Cocaïne

Cocaïne is net als heroïne bijvoorbeeld een illegaal verdovend middel en valt onder de Narcoticawet. Dit betekent dat bezit en handel in cocaïne verboden zijn en strafrechtelijk vervolgd worden. Afhankelijk van de verwerking wordt cocaïne ook wel sneeuw, coke, crack en stenen genoemd.

Cocaïne – extractie en gebruik

Cocaïne is een alcoloïde uit de bladeren van de Zuid-Amerikaanse cocastruik (Erythroxylon coca). Deze bevatten ongeveer één procent cocaïne, die eerst chemisch wordt verwerkt tot een cocapasta, waaruit vervolgens het oplosbare cocaïnezout (cocaïnehydrochloride) wordt geëxtraheerd: het typische witte, kristallijne poeder dat bij het snuiven een zuiverheid van 20 tot 80 procent heeft. De procedure is bekend uit veel films: trek het poeder in een lijn op een glad oppervlak en zuig het in de bovenste neusholte met behulp van een klein zuigbuisje (bijvoorbeeld een opgerold bankbiljet). Cocaïne kan ook worden geïnjecteerd, hiervoor moet je het eerst oplossen.

'Crack', cocaïne gekookt met zuiveringszout, wordt meestal gerookt. Het is zelfs nog gevaarlijker dan cocaïne, omdat het vanaf het eerste gebruik verslavend kan zijn.

Cocaïne – het effect

Cocaïne verhoogt het gevoel van eigenwaarde en veroorzaakt gevoelens van geluk. In de hersenen veroorzaakt cocaïne verschillende interacties. Bovenal stimuleert het de productie van dopamine: Dopamine is een zenuwboodschapper die verantwoordelijk is voor de opgetogenheid die ontstaat. Het lichaam maakt ook de neurotransmitters noradrenaline en serotonine vrij, die het centrale zenuwstelsel enorm stimuleren.

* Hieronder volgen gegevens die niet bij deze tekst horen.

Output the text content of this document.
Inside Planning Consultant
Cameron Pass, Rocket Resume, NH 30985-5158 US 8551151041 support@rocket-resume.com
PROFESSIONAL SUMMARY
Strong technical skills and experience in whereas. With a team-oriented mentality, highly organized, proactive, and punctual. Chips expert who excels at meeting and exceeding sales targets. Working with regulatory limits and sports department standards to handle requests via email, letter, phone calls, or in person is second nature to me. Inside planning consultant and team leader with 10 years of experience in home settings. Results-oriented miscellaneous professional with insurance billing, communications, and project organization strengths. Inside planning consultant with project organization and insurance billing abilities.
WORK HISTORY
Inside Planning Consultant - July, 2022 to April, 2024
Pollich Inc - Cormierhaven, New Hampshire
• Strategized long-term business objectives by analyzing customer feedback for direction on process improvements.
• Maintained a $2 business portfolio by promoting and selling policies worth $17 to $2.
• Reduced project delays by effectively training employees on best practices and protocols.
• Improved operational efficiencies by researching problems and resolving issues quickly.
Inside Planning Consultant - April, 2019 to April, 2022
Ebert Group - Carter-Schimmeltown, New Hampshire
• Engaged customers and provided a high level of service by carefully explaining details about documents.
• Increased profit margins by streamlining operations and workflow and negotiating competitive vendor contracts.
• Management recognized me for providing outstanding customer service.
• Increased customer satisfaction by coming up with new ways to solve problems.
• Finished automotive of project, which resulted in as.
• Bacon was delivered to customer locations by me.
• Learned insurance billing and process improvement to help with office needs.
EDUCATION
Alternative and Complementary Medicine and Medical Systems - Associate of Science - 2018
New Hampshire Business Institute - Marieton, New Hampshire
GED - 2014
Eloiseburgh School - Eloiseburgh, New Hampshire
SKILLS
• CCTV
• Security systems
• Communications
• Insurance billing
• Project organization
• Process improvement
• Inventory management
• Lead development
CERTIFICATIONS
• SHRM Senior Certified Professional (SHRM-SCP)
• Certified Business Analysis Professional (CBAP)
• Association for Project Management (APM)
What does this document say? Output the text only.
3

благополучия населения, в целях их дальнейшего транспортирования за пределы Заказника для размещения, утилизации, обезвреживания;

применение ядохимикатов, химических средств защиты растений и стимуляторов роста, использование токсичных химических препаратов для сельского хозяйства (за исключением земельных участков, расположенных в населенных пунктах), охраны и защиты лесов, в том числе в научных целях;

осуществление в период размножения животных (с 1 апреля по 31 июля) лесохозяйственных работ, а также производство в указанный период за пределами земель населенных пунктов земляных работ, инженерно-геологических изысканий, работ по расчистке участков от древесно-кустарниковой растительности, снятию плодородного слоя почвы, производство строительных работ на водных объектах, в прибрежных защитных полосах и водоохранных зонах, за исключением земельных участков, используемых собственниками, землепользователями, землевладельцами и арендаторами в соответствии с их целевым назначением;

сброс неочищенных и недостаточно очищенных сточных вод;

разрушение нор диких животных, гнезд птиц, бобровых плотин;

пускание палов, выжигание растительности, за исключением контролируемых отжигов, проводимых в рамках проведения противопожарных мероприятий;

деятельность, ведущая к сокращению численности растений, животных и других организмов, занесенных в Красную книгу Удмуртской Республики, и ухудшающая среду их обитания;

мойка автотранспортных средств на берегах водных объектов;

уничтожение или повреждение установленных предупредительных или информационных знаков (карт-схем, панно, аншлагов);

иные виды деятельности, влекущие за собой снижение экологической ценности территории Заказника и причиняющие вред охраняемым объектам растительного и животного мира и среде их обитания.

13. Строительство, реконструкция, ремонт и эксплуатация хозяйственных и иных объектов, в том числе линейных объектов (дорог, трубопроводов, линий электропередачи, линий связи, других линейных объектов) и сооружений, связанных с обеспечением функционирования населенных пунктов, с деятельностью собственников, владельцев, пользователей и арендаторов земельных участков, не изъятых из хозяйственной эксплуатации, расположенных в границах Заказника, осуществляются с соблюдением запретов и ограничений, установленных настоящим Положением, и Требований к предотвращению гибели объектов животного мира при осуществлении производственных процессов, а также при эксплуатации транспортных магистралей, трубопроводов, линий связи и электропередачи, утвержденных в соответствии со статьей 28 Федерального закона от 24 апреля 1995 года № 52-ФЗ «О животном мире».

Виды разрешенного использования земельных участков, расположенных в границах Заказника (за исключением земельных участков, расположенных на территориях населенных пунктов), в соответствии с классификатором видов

Wanneer de bedwelmende effecten afnemen, kunnen angst en agressie ontstaan. Dit gaat vaak gepaard met auditieve of visuele hallucinaties. Het einde van de cocaïnehigh wordt ingeluid door neerslachtigheid, vermoeidheid en uitputting. Ook schuldgevoelens, zelfverwijt en zelfmoordgedachten zijn mogelijk.

Cocaïne – de gevolgen

Acute risico's van cocaïnegebruik zijn verhoogde lichaamstemperatuur, hartkloppingen, hoge bloeddruk, toevallen, verhoogde agressiviteit, paranoïde wanen en hallucinaties, verwarring en verminderd bewustzijn (tot coma), verlamming van het ademhalingscentrum, hartaanval.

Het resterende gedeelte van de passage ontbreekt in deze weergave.